TRIBUNAL CANTONAL
D522.052397-230867
135
CHAMBRE DES CURATELLES
Arrêt du 18 juillet 2023
Composition : Mme Rouleau, présidente
Mmes Kühnlein et Bendani, juges Greffière : Mme Egger Rochat
Art. 445 al. 3 et 450 CC ; 319 CPC
La Chambre des curatelles du Tribunal cantonal prend séance pour statuer sur le recours interjeté par G.________, à [...], contre les décisions rendues les 28 février et 20 avril 2023 et la décision rendue le 19 juin 2023 par la Juge de paix du district de Lausanne dans la cause le concernant.
Délibérant à huis clos, la Chambre voit : En fait et en droit :
1.1 Par ordonnance de mesures superprovisionnelles du 28 février 2023, la Juge de paix du district de Lausanne (ci-après : la juge de paix) a institué une curatelle de représentation et de gestion provisoire au sens des art. 394 al. 1 et 395 al. 1 CC en faveur de G.________, né le [...] 1967, domicilié à [...] et a désigné [...], assistante sociale au SCTP, en qualité de curatrice.
Par ordonnance de mesures superprovisionnelles du 20 avril 2023, la juge de paix a ordonné provisoirement le placement à des fins d’assistance de G.________ à l’Hôpital [...] ou dans tout autre établissement approprié.
Le 16 juin 2023, la Justice de paix du district de Lausanne a entendu la curatrice dans le cadre de l’enquête en institution d’une curatelle et d’un placement à des fins d’assistance. G.________, bien que régulièrement cité, ne s’est pas présenté.
Par décision du 19 juin 2023, la juge de paix a mis en œuvre une expertise psychiatrique dans le cadre de l’enquête en placement à des fins d’assistance de G.________ auprès du Centre d’expertise psychiatrique (CE) de l’Institut de psychiatrie légale, sur le site de Cery.

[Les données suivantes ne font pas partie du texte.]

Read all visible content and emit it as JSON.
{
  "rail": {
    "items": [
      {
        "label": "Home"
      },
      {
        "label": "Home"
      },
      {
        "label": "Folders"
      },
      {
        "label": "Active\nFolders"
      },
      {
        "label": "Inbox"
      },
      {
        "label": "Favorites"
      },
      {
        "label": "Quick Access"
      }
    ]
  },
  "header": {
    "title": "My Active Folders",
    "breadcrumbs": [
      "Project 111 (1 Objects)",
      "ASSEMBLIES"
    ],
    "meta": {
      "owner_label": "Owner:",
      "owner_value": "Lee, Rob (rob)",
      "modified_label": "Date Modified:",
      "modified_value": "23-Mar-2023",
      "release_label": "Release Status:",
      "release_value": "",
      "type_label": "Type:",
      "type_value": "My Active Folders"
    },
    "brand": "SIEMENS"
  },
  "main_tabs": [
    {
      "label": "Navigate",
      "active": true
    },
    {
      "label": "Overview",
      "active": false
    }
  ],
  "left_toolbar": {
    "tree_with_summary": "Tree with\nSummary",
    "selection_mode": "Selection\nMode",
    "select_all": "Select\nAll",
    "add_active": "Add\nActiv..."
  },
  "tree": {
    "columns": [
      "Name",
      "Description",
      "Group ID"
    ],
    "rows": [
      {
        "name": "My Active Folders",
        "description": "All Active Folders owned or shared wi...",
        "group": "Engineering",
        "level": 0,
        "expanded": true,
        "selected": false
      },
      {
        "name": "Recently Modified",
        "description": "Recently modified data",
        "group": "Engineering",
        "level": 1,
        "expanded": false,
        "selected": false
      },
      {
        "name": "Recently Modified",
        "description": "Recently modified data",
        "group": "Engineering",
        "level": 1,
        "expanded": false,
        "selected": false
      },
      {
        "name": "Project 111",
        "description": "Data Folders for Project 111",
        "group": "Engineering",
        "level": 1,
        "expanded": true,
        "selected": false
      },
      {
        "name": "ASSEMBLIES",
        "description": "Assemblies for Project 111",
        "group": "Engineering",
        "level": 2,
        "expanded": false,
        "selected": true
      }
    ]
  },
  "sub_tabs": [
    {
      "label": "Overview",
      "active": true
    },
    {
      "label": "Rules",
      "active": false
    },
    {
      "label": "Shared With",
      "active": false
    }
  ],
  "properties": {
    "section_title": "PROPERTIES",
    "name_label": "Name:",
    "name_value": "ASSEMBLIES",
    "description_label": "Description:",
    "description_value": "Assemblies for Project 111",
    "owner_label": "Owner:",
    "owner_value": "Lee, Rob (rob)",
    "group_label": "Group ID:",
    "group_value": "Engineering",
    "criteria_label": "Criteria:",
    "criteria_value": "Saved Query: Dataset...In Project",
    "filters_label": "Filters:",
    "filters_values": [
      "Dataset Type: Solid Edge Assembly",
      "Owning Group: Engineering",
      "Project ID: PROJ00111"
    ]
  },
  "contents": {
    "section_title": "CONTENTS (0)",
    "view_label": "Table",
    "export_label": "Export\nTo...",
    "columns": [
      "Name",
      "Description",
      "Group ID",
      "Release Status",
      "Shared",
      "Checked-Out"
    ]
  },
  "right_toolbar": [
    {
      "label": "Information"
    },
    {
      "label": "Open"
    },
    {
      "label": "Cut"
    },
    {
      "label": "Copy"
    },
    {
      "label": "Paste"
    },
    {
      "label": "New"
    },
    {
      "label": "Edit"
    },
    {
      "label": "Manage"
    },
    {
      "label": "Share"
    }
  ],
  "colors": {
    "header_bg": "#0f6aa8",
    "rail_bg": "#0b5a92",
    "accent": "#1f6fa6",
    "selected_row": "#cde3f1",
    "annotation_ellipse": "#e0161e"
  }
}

1.2 Par acte du 21 juin 2023, G.________ a déclaré ce qui suit : « Je désire retirer mon PLAFA ainsi que ma curatelle ».
2.1 2.1.1 L’autorité de protection de l’adulte prend, d’office ou à la demande d’une partie à la procédure, toutes les mesures provisionnelles nécessaires pendant la durée de la procédure (art. 445 al. 1, 1ère phrase, CC). En cas d’urgence particulière, elle peut prendre des mesures superprovisionnelles sans entendre les personnes parties à la procédure. En même temps, elle leur donne la possibilité de prendre position ; elle prend ensuite une nouvelle décision qui remplace la décision superprovisionnelle (art. 445 al. 2 CC ; ATF 139 III 86 consid. 1.1.1).
2.1.2 Les décisions d’octroi de mesures superprovisionnelles ne sont jamais attaquables faute d’un intérêt juridique à une telle démarche dans la mesure où elles ont vocation à être remplacées rapidement par une décision rendue au titre de mesure provisionnelle après que la partie citée aura été amenée à se prononcer (Jeandin, Commentaire romand, Code de procédure civile, 2e éd., Bâle 2019, ci-après : CR-CPC, n. 10a ad art. 308 CPC [Code de procédure civile du 19 décembre 2008 ; RS 272], p. 1499). Plus précisément, en matière de protection de l’adulte et de l’enfant, le Tribunal fédéral a considéré qu’il ne se justifiait pas d’ouvrir la voie de droit de l’art. 445 al. 3 CC contre les mesures superprovisionnelles prononcées conformément à l’art. 445 al. 2 CC (ATF 140 III 289, JdT 2015 II 151 ; TF 5A_554/2014 du 21 octobre 2014 consid. 3.2). La Haute Cour a en effet considéré que la personne concernée par des mesures superprovisionnelles n’avait pas besoin d’intenter un recours pour faire valoir son point de vue, dès lors que dans le cadre de l’exercice du droit d’être entendu qui doit immédiatement lui être garanti, elle pouvait au contraire s’adresser directement à l’autorité de protection et recourir, cas échéant, contre l’ordonnance de mesures provisionnelles devant être rendue sans délai (ATF 140 III 289 consid. 2.7, JdT 2015 II 151).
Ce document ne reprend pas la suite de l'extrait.